As we enter a new legislative session, many of the tools farmers use to maintain this productivity will be scrutinized. Part of the challenge is that fewer people know a farmer or are familiar with agriculture. In fact, a recent survey that Minnesota Corn commissioned found that just 37% of Minnesota residents across the state know a farmer. It’s incumbent on us to tell our story to both Minnesota residents and legislators alike.

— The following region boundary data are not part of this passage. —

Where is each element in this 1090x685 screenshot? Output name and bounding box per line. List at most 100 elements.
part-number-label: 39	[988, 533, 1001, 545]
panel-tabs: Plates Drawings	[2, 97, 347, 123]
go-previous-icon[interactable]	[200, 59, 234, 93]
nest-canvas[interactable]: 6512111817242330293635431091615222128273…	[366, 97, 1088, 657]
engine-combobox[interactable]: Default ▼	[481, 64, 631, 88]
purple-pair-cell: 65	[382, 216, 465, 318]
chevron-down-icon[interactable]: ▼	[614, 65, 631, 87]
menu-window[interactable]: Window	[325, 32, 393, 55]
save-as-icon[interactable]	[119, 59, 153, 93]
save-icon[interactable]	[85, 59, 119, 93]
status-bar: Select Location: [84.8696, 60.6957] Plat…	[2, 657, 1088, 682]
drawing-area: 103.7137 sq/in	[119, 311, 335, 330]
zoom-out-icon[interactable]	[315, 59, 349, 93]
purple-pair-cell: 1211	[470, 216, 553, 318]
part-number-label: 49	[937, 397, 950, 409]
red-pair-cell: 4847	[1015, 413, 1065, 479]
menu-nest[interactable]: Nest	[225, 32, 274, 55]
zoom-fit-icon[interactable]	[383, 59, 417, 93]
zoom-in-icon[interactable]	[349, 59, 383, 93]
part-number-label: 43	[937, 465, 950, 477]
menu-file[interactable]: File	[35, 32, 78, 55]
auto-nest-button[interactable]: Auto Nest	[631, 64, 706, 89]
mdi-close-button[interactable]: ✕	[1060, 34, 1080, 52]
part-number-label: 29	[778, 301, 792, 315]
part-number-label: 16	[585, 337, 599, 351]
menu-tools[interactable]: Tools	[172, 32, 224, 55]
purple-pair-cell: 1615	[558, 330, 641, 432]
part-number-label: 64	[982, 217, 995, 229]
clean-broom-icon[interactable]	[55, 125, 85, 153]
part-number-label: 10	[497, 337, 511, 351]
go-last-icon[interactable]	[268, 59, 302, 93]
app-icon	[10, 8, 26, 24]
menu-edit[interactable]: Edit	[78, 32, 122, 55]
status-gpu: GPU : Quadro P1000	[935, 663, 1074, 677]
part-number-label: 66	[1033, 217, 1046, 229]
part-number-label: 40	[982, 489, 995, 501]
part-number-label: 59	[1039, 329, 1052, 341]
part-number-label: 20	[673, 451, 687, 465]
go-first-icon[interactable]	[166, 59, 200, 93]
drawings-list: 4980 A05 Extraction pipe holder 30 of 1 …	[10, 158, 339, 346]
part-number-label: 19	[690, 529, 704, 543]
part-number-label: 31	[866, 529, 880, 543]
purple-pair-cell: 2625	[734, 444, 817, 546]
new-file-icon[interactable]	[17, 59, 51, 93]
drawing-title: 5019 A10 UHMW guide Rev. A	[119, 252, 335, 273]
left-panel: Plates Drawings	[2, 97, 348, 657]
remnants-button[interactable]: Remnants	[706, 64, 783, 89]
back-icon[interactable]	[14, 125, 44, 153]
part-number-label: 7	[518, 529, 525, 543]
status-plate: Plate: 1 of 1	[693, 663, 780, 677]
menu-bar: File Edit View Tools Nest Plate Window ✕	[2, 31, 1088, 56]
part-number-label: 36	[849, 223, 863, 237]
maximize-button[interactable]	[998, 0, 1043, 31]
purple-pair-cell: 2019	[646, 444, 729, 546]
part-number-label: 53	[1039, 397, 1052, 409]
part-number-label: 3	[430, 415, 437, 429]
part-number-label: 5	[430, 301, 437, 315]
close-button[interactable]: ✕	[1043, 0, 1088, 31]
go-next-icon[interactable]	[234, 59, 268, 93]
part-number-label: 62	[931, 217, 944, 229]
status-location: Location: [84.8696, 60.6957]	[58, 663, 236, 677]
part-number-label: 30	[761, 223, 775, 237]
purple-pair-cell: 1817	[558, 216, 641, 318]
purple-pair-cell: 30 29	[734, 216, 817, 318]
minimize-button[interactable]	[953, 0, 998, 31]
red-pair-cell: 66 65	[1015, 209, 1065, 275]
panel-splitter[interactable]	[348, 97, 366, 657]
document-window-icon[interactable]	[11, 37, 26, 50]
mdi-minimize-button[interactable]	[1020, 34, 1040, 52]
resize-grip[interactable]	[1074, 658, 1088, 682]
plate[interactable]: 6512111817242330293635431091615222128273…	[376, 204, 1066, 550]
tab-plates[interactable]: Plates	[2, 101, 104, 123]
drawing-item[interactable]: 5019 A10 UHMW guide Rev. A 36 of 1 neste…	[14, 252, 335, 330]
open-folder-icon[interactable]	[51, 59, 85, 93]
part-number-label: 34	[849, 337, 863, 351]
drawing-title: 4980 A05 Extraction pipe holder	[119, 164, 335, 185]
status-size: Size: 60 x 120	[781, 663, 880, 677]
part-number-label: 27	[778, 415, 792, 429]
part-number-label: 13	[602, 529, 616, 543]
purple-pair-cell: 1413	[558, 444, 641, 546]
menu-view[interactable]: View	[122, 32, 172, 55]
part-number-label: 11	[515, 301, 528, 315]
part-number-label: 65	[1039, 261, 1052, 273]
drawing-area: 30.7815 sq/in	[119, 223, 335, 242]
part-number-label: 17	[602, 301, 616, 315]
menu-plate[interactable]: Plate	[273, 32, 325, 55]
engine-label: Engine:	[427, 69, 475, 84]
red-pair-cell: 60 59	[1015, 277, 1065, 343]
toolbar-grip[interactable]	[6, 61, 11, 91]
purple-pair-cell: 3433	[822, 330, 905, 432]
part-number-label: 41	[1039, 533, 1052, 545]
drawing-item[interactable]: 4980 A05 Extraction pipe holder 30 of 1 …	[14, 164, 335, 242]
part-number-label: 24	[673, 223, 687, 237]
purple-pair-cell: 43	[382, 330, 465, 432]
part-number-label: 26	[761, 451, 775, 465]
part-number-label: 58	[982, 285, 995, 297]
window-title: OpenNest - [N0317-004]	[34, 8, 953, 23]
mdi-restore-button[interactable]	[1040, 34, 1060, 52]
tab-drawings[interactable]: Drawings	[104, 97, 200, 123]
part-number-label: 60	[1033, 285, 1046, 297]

Minnesota’s farmers have a great story to tell that includes the use of technology like precision agriculture that ensures efficient use of all crop inputs including seed, fertilizer, and pesticides. Minnesota Corn’s leaders recently underwent a third-party assessment of their farming practices and quantified the impacts on soil, water, and carbon. The assessments provided a benchmark and demonstrated that Minnesota’s corn farmers have made significant advances in sustainability. In the coming year Minnesota Corn hopes to gather more data to assist in demonstrating to legislators and residents the importance of agronomic tools both for on-farm productivity but also for protecting soil and water resources.